Keine Apotheken-Geschenke mehr? - BGH verkündet Entscheidung

«2 Wasserweck oder 1 Ofenkrusti»: Wegen Gratis-Gutscheinen für den
nahen Bäcker haben Wettbewerbshüter eine Apotheke verklagt. Größere

Werbegeschenke sind an Kunden mit Arztrezept schon länger tabu.
Stehen jetzt sogar Taschentücher und Traubenzucker auf dem Spiel?

Karlsruhe (dpa) - In der Apotheke bekommen Kunden oft eine kleine
Aufmerksamkeit dazu - aber damit könnte nun Schluss sein, zumindest
in bestimmten Fällen. Nach Klagen der Wettbewerbszentrale hat der
Bundesgerichtshof (BGH) geklärt, ob die Mini-Geschenke und Gutscheine
überhaupt noch erlaubt sind. Die Entscheidung verkünden die
Karlsruher Richter am Donnerstag. (Az. I ZR 206/17 u.a.)

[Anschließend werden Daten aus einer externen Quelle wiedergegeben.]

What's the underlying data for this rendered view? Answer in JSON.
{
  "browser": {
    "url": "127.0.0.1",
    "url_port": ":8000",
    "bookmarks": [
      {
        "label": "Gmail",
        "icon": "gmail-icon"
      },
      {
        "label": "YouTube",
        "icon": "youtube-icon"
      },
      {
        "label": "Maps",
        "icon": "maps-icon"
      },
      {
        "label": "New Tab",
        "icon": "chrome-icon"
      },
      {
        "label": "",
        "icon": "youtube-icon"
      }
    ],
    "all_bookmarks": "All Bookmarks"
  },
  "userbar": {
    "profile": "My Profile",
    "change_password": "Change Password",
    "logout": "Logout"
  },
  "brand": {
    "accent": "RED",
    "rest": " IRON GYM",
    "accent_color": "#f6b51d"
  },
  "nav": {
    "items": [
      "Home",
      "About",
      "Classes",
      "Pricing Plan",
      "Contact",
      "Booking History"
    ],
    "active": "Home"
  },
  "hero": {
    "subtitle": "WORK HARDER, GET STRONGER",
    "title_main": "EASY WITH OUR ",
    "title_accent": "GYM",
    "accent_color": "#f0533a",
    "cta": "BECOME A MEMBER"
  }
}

Hintergrund ist, dass rezeptpflichtige Arzneimittel in Deutschland
überall gleich viel kosten müssen. Schnäppchen-Angebote sind also
tabu. Diese Preisbindung dürfen die Apotheker auch nicht indirekt mit
Kundengeschenken oder Rabattaktionen unterlaufen.

Der BGH war bisher der Ansicht, dass Kleinigkeiten, die höchstens
einen Euro kosten, trotzdem zulässig sind. In Reaktion auf diese
Urteile hat der Gesetzgeber die Vorschrift aber vor einigen Jahren
verschärft. «Der Verbraucher soll in keinem Fall durch die Aussicht
auf Zugaben und Werbegaben unsachlich beeinflusst werden», hieß es
zur Begründung. Was das im Einzelnen für die Apotheker und ihre
Kunden bedeutet, wird jetzt erstmals höchstrichterlich entschieden.

Ausdrücklich nennt das Gesetz nur wenige Ausnahmen. So dürfen
kostenlose Zeitschriften wie die «Apotheken Umschau» weiter ausgelegt
werden. Für Kunden, die kein Rezept vom Arzt einlösen, sondern auf
eigene Kosten einkaufen, gelten die Beschränkungen ohnehin nicht.

Vor dem BGH geht es jetzt um einen Berliner Apotheker, der auch
Kunden mit Rezept einen Ein-Euro-Gutschein für den nächsten Einkauf
mitgegeben hatte. In einem zweiten Fall hatte eine Apothekerin in
Darmstadt Brötchen-Gutscheine für die nahe Bäckerei verschenkt - fü
r
«2 Wasserweck oder 1 Ofenkrusti». Gegenwert ungefähr: 30 Cent.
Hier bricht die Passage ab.